Kathryn McCabe visits her son at the cemetery every Sunday, an incredibly kind-hearted woman, she is thankful to the police who found Michael’s remains for bringing her son home.
Justin McCabe sees his brother every time he looks in the mirror … he truly is a spitting image of Michael and the tragic circumstances of losing his big brother will live with him forever.
Four years on from Mr McCabe’s death his murderers have finally been sentenced.
The court process was long and hard for the McCabe family.
Each murderer was tried separately and a string of mistrials meant that the family have sat through evidence five times in the past two years.
In Huxley’s trial, as photos of Mr McCabe’s mummified body were shown to the jury, members of his family cried and wiped away tears in the public gallery.
When a close-up photo of his fractured skull appeared, his mother burst out of the courtroom, sobbing.
Huxley smirked throughout the trial, staring intently and shaking his leg when focusing on evidence being heard.
Rewha also smiled as he turned to stare at the Australian Border Force officers watching him at the back of the courtroom ready to deport him to New Zealand once the trial was over.
Candis Greer was never charged over the killing but was viewed as a key witness for the prosecution.
When she was first called upon to give evidence, she refused to be sworn in at the trial and giggled as she was led out of the courtroom into the cells.
Justice David North warned Greer of the consequences her actions would warrant, and sent her back to the cells so she could reconsider giving evidence before she was next called upon.
She was charged with contempt of court and eventually gave evidence about what she saw the night of Mr McCabe’s murder.
Justice North sentenced Greer to 18 months imprisonment, she was released immediately on parole.
Leonie Doyle was found guilty of accessory after the fact to manslaughter for her role in attempting to help Huxley avoid police detection.
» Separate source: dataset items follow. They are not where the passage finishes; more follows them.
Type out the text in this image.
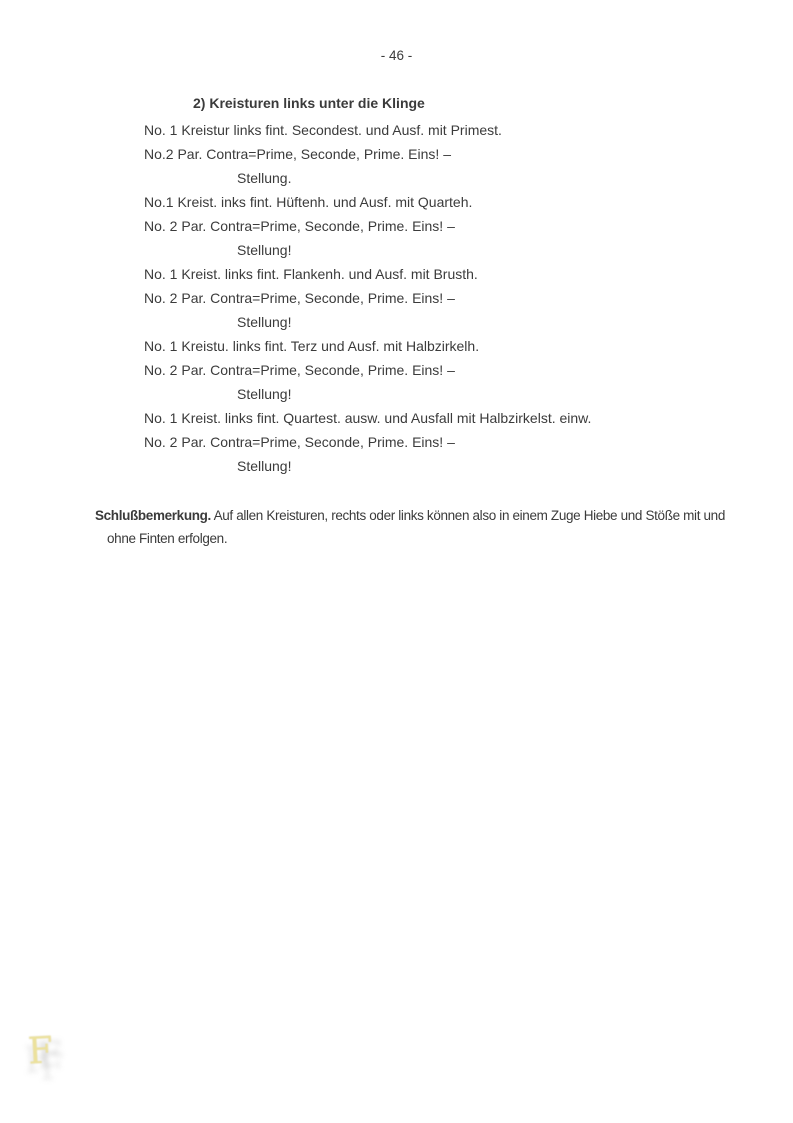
- 46 -
2) Kreisturen links unter die Klinge
No. 1 Kreistur links fint. Secondest. und Ausf. mit Primest.
No.2 Par. Contra=Prime, Seconde, Prime. Eins! –
Stellung.
No.1 Kreist. inks fint. Hüftenh. und Ausf. mit Quarteh.
No. 2 Par. Contra=Prime, Seconde, Prime. Eins! –
Stellung!
No. 1 Kreist. links fint. Flankenh. und Ausf. mit Brusth.
No. 2 Par. Contra=Prime, Seconde, Prime. Eins! –
Stellung!
No. 1 Kreistu. links fint. Terz und Ausf. mit Halbzirkelh.
No. 2 Par. Contra=Prime, Seconde, Prime. Eins! –
Stellung!
No. 1 Kreist. links fint. Quartest. ausw. und Ausfall mit Halbzirkelst. einw.
No. 2 Par. Contra=Prime, Seconde, Prime. Eins! –
Stellung!

Schlußbemerkung. Auf allen Kreisturen, rechts oder links können also in einem Zuge Hiebe und Stöße mit und
ohne Finten erfolgen.

F
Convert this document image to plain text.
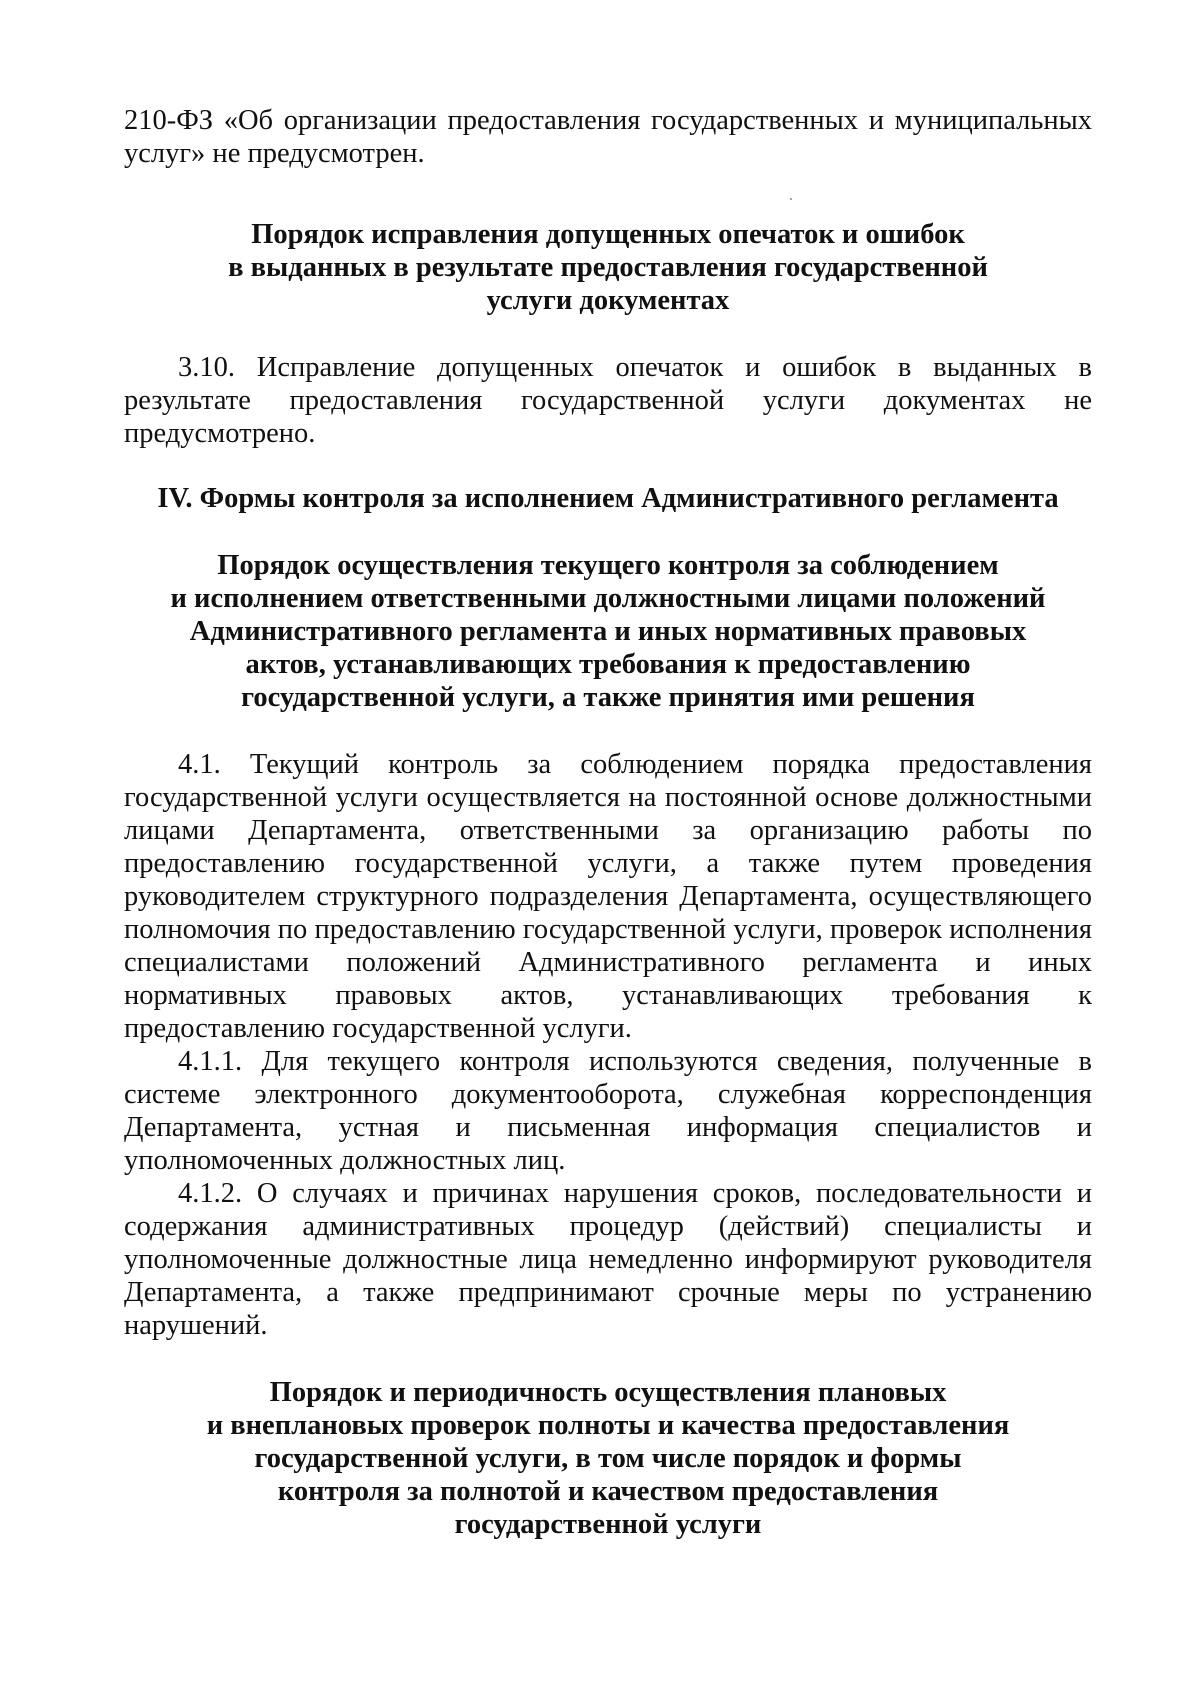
210-ФЗ «Об организации предоставления государственных и муниципальных услуг» не предусмотрен.

Порядок исправления допущенных опечаток и ошибок
в выданных в результате предоставления государственной
услуги документах

3.10. Исправление допущенных опечаток и ошибок в выданных в результате предоставления государственной услуги документах не предусмотрено.

IV. Формы контроля за исполнением Административного регламента

Порядок осуществления текущего контроля за соблюдением
и исполнением ответственными должностными лицами положений
Административного регламента и иных нормативных правовых
актов, устанавливающих требования к предоставлению
государственной услуги, а также принятия ими решения

4.1. Текущий контроль за соблюдением порядка предоставления государственной услуги осуществляется на постоянной основе должностными лицами Департамента, ответственными за организацию работы по предоставлению государственной услуги, а также путем проведения руководителем структурного подразделения Департамента, осуществляющего полномочия по предоставлению государственной услуги, проверок исполнения специалистами положений Административного регламента и иных нормативных правовых актов, устанавливающих требования к предоставлению государственной услуги.

4.1.1. Для текущего контроля используются сведения, полученные в системе электронного документооборота, служебная корреспонденция Департамента, устная и письменная информация специалистов и уполномоченных должностных лиц.

4.1.2. О случаях и причинах нарушения сроков, последовательности и содержания административных процедур (действий) специалисты и уполномоченные должностные лица немедленно информируют руководителя Департамента, а также предпринимают срочные меры по устранению нарушений.

Порядок и периодичность осуществления плановых
и внеплановых проверок полноты и качества предоставления
государственной услуги, в том числе порядок и формы
контроля за полнотой и качеством предоставления
государственной услуги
She booked the killers into a hotel in Ingham after the murder and had provided false information to detectives when she knew Mr McCabe was dead.
She was sentenced to four years imprisonment to serve 16 months.
Huxley and Taylor received life sentences.
Taylor is understood to have already commenced appeal proceedings, while Huxley’s solicitors have told the Bulletin his appeal will be lodged within days.